13. La Commission rejette cette argumentation. S'appuyant sur l'arrêt du 20 février 1975 (Commission/République fédérale d'Allemagne, affaire 12-74, Recueil, p. 191), elle relève qu'il n'est pas nécessaire pour l'acheteur de savoir si un produit a ou non une origine précise, à moins que cette origine n'implique une certaine qualité, des matières de base particulières ou un procédé de fabrication déterminé ou encore un certain rôle dans le folklore ou la tradition de la région en question ; or, aucun des articles visés dans les arrêtés ne répondant à ces caractéristiques, les mesures en cause ne seraient pas justifiées et auraient par conséquent " manifestement un caractère discriminatoire ".

14. Il convient donc d'examiner si les mesures litigieuses ont effectivement un caractère discriminatoire ou si elles ne constituent qu'une discrimination apparente.

15. Il apparaît que le "souvenir" - tel qu'il est décrit dans les arrêtés n° 306 et 307 - est constitué en général par un objet d'ornement de faible valeur marchande représentant ou comportant un motif ou un emblème rappelant un lieu, une chose, un personnage, un événement historique évoquant un symbole irlandais, tenant sa valeur du fait que l'acheteur, le plus souvent un touriste, l'acquiert sur place ; il a en l'espèce une qualité substantielle : la réminiscence imagée du lieu visité, qualité qui n'impose pas par elle-même qu'un "souvenir" tel que défini par les arrêtés irlandais soit fabriqué dans le pays d'origine.

16. Au surplus, tout en réservant la question soulevée par la Commission - en ce qui concerne les objets visés par les arrêtés litigieux - qu'il ne suffirait pas que l'apposition d'une mention d'origine soit également exigée pour les produits nationaux, il importe d'observer que l'intérêt des consommateurs et la loyauté des transactions commerciales seraient suffisamment sauvegardés s'il était laissé aux fabricants nationaux la possibilité d'utiliser des moyens adéquats tels que l'apposition, à leur gré, de leur marque d'origine sur leurs propres produits ou leurs conditionnements.

17. Ainsi, en subordonnant l'accès au marché national de ces "souvenirs" importés des autres Etats membres à la condition de l'apposition d'une mention d'origine qui n'est pas exigée pour les produits nationaux, il apparaît de manière non contestable que les dispositions prévues aux arrêtés 306 et 307 constituent une mesure discriminatoire.

18. Il convient donc de conclure que, en exigeant que tous les "souvenirs" et articles de bijouterie importés des autres Etats membres, relevant des arrêtés 306 et 307, doivent porter une indication d'origine ou être revêtus du terme "foreign", la réglementation irlandaise constitue une mesure d'effet équivalent au sens de l'article 30 du traité CEE. L'Irlande a, par conséquent, manqué aux obligations qui lui incombent en vertu dudit article.

Sur les dépens

19. Aux termes de l'article 69, paragraphe 2, du règlement de procédure, toute partie qui succombe est condamnée aux dépens s'il est conclu en ce sens.
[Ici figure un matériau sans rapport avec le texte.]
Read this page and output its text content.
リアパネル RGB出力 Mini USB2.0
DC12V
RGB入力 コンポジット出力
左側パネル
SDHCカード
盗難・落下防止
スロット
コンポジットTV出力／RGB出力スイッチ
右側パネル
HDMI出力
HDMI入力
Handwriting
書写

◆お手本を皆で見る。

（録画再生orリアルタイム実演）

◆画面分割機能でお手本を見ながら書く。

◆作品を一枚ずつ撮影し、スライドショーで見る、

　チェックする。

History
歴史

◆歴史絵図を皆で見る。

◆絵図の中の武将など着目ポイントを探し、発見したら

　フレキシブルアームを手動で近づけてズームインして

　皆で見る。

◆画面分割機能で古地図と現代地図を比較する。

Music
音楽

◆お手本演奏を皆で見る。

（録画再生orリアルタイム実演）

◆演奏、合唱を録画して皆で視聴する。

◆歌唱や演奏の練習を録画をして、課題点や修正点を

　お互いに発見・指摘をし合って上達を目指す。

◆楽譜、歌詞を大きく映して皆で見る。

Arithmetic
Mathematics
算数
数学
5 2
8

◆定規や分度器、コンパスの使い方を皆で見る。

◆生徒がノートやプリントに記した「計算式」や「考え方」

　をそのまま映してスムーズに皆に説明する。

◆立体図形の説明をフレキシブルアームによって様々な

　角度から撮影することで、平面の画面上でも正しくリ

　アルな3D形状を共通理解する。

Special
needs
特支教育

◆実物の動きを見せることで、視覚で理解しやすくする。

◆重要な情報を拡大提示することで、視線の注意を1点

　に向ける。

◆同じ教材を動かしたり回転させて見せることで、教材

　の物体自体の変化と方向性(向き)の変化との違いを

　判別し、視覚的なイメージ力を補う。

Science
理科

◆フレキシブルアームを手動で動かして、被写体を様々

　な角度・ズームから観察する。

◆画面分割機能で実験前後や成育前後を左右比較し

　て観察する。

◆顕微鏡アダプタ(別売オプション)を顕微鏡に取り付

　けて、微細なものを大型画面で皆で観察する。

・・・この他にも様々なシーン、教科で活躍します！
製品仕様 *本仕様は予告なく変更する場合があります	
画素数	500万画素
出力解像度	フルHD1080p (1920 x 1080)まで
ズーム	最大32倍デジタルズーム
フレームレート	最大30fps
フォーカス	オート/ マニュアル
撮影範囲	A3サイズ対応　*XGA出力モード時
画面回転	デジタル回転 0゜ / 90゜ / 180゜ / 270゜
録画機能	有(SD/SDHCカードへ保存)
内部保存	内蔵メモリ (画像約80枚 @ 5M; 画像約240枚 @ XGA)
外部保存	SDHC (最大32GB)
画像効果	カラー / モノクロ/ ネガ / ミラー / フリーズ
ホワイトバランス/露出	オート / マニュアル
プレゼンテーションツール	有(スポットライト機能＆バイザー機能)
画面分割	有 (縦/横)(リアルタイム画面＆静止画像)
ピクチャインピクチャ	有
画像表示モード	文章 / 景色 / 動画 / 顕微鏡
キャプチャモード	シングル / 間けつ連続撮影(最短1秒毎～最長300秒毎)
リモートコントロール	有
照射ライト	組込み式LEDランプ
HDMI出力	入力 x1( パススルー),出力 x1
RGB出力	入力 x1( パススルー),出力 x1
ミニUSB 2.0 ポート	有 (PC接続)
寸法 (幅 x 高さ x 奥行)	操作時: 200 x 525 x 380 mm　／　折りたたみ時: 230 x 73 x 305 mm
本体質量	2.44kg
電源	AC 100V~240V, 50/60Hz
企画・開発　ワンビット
20. En l'espèce, la défenderesse ayant succombé en ses moyens, il y a lieu de la condamner aux dépens.

Par ces motifs,

LA COUR

Déclare et arrête :

1) en exigeant que tous les articles importés des autres Etats membres, relevant des arrêtés n° 306 et 307 de 1971, portent une indication d'origine ou soient revêtus du terme "foreign", l'Irlande a manqué aux obligations qui lui incombent en vertu de l'article 30 du traité CEE.

2) la défenderesse est condamnée aux dépens.